From the May-June 2022 issue of News & Letters
A unionization wave at Starbucks continues to percolate. As of April, workers at 28 stores have had their unions certified. Workers at about 200 other stores are still in the process of getting to a certification vote.
Company bosses have been filling union-curious stores with managers to watch workers’ every move and listen to their every word. At the same time, these managers purposely drag their feet when it comes to approving requests for shift changes or days off.
In Phoenix, Ariz., pro-union barista Tyler Gillette told Business Insider his hours were cut in half: “I’m at the point where this job is causing my mental health to be at such a low point… I wasn’t able to pay rent this month. I’m gonna be homeless because Starbucks is royally screwing me over.”
STARBUCKS FIRES UNION ACTIVISTS
Laila Dalton, a former employee who was fired for her pro-union organizing, told Jacobin she was given a warning when she did not count the number of times she shook a tea, which apparently is supposed to be shaken exactly ten times. “Then they ended the day saying things like, ‘You better not do that again.’ It’s said in a somewhat joking way, but the truth is you can’t really tell.”
The National Labor Relations Board (NLRB) is now filing a retaliation lawsuit to reinstate Dalton and two other Starbucks workers in Arizona.

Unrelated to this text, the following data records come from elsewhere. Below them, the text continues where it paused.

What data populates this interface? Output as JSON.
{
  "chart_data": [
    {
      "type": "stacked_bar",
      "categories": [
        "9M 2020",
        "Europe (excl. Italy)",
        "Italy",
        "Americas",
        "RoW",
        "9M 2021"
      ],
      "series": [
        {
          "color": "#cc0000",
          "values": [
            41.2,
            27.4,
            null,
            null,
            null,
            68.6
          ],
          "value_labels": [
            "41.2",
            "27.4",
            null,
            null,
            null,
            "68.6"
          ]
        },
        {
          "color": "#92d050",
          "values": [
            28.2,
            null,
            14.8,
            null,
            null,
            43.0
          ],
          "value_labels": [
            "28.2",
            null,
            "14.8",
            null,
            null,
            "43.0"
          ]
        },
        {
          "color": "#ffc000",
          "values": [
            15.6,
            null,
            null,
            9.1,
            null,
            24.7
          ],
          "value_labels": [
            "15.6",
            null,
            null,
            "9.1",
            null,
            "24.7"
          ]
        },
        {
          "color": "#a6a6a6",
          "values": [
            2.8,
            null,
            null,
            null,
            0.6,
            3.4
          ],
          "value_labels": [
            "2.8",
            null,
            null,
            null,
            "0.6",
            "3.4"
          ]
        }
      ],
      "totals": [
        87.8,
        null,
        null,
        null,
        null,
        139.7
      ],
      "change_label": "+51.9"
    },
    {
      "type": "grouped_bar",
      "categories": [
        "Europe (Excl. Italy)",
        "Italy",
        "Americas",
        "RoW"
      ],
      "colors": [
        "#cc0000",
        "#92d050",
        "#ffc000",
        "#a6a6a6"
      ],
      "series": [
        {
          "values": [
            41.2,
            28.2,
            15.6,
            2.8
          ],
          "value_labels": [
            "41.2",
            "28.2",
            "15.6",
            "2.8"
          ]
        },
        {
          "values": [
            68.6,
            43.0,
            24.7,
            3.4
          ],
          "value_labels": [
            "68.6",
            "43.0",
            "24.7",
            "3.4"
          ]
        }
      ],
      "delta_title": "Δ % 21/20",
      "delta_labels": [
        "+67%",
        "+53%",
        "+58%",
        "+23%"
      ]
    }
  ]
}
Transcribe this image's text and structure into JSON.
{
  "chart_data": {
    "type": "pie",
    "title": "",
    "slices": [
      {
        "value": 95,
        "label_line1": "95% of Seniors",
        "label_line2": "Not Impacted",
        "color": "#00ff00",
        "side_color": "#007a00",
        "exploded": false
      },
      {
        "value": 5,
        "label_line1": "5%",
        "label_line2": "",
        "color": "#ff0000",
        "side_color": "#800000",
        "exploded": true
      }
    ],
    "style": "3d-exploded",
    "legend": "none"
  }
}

Seven employees fired from a store in Memphis, Tenn., have said they intend to file an NLRB complaint.
On April 29, some of these employees held a press conference in front of the penthouse of Howard Schultz, the Starbucks CEO who stepped down in 2018 for a Presidential run but was rehired last March. During his tenure, the company successfully beat down earlier efforts at unionization.
While holding a sign naming Schultz “union-buster-in-chief,” former Memphis barista Beto Sanchez spoke to Left Voice: “Of course people like Howard Schultz are not gonna want a union because they’re not underneath the conditions that need a union. Of course he’s never gonna have to deal with staffing. He’s never gonna have to deal with scheduling issues. He’s never gonna have to deal with working in an unsafe working environment.”
Starbucks bosses may or may not find successful tactics that will allow them to finally get ahead of the growth of this latest movement among their employees. However, the memory of working together to improve the conditions of work will not be easily forgotten.